University students have high levels of tobacco and other drug use, yet they are unlikely to seek traditional care. Technology-based interventions are highly relevant to this population. This paper comprises a systematic review and meta-analysis of published randomized trials of technology-based interventions evaluated in a tertiary (university/college) setting for tobacco and other drug use (excluding alcohol). It extends previous reviews by using a broad definition of technology.
PubMed, PsycInfo, and the Cochrane databases were searched using keywords, phrases, and MeSH terms. Retrieved abstracts (n = 627) were double screened and coded.
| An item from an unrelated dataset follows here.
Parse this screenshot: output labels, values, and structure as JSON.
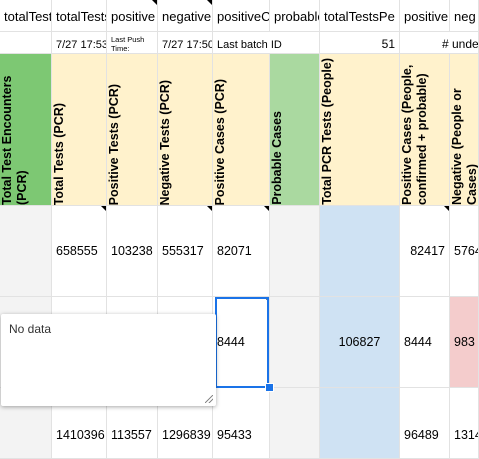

Included studies met the following criteria: (1) the study was a randomized trial or a randomized controlled trial (RCT); (2) the sample was composed of students attending a tertiary (e.g., university, college) institution; (3) the intervention was either delivered by or accessed using a technological device or process (e.g., computer/internet, telephone, mobile short message services [SMS]); (4) the age range or mean of the sample was between 18 and 25 years; and (5) the intervention was designed to alter a drug use outcome relating to tobacco or other drugs (excluding alcohol).
A total of 12 papers met inclusion criteria for the current review. The majority of included papers examined tobacco use (n = 9; 75%), two studies targeted marijuana use (17%); and one targeted stress, marijuana, alcohol, and tobacco use. A quantitative meta-analysis was conducted on the tobacco use studies using an abstinence outcome measure (n = 6), demonstrating that the interventions increased the rate of abstinence by 1.5 times that of controls (Risk Ratio [RR] = 1.54; 95% Confidence Interval [CI] = 1.20–1.98). Across all 12 studies, a total of 20 technology-based interventions were reviewed. A range of technology was employed in the interventions, including stand-alone computer programs (n = 10), internet (n = 5), telephone (n = 3), and mobile SMS (n = 2).
Although technological interventions have the potential to reduce drug use in tertiary students, very few trials have been conducted, particularly for substances other than tobacco. However, the improvement shown in abstinence from tobacco use has the potential to impact substantially on morbidity and mortality.